"Self discovery enables robot social cognition: Are you my teacher?" was written by Kaipa, Bongard, and Meltzoff with the Universities of Vermont and Washington. It can be found for free online here.
Problem/BackgroundAs they say, imitation is the finest form of flattery. However, the question for a robot is who to imitate. Work done in the field of robotics on how to learn from watching has been performed by Breazeal/Scassellati (2002) and Dautenhan/Nehaniv(2002), but the question of who to imitate is currently unsolved. In 1997, Schaal showed 30 seconds of pole balancing video o a robot, and this was shown to increase learning rates. This was one of the earlier experiments in this field, with more work done each year. The paper does a great job of summarizing.

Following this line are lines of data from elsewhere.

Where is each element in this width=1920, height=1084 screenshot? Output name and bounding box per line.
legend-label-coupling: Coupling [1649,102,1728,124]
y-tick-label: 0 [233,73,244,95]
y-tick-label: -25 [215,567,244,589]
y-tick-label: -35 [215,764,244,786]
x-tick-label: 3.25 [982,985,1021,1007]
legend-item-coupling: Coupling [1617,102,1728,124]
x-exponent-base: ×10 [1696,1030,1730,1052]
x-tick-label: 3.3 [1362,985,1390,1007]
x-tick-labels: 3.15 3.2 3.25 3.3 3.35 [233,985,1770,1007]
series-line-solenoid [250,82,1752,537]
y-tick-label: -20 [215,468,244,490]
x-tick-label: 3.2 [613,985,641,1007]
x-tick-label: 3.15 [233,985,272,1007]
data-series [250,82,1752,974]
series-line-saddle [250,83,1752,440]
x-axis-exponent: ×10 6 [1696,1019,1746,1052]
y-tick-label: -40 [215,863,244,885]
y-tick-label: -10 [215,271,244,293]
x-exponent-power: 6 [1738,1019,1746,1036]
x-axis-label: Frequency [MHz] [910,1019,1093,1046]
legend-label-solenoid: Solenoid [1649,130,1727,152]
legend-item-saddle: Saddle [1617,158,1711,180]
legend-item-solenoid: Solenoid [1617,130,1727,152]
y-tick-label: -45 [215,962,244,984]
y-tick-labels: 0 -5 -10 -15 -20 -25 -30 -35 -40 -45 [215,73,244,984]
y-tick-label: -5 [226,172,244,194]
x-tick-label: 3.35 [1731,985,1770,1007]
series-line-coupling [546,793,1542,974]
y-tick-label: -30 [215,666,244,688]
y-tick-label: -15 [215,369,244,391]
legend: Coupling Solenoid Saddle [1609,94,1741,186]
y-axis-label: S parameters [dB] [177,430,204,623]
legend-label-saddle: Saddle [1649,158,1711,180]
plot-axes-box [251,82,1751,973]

The goal in this experiment is to have a mobile robot:
- Figure out what joints it has, and how it is able to move
- Figure out what other robot is similar enough to make a good teacher
- Figure out what individual actions imitate the teacher
- Actually perform said imitation
There has been prior work done in self-discovery. The robot is told of the part that make it up: how much each joint can move, and the shape/size/density of the materials that make it up. The robot discofers possible position combinations through the technique used in Resilient Machines Through Continuous Self-Modeling (Bongard/Zykov/Lipson(2006)).
A hill climbing algorithm is used to search the space of self models after all of the min/max parameter values have been found. The self model is developed using a single genome. This is then mutated (random -directioned Gaussian shift) and evaluated for error. Lower error models are kept while higher error models are thrown away.
Left and right cameras were used to capture data of a teacher robot using the process that Kaipa/Bongard/Meltzoff used in Combined Structure and Motion Extraction from visual data using Evolutionary Active Learning (2009).
A 3x2 neural network is used to control the output of the student motors. The output of the teacher is mapped to a hypothetical output of the student, and the network weights are trained. The question of which of the teacher nodes map to the student nodes is solved during error reduction function. It is worthwhile to note that because of the error reduction model, the student never performs the exact maneuver that the teacher does.
Future Work (and why you care)
Very simple models were used here, but many of them were used in series in order to perform the task. Whenever the choice of optimization was presented, hill climbing was used. Simple joints were used, and only two of them at that. Simple cameras, teacher, etc. were used. However the conclusion that a robot which doesn't even know it's own body may be able to learn from another robot or human teacher is a powerful conclusion.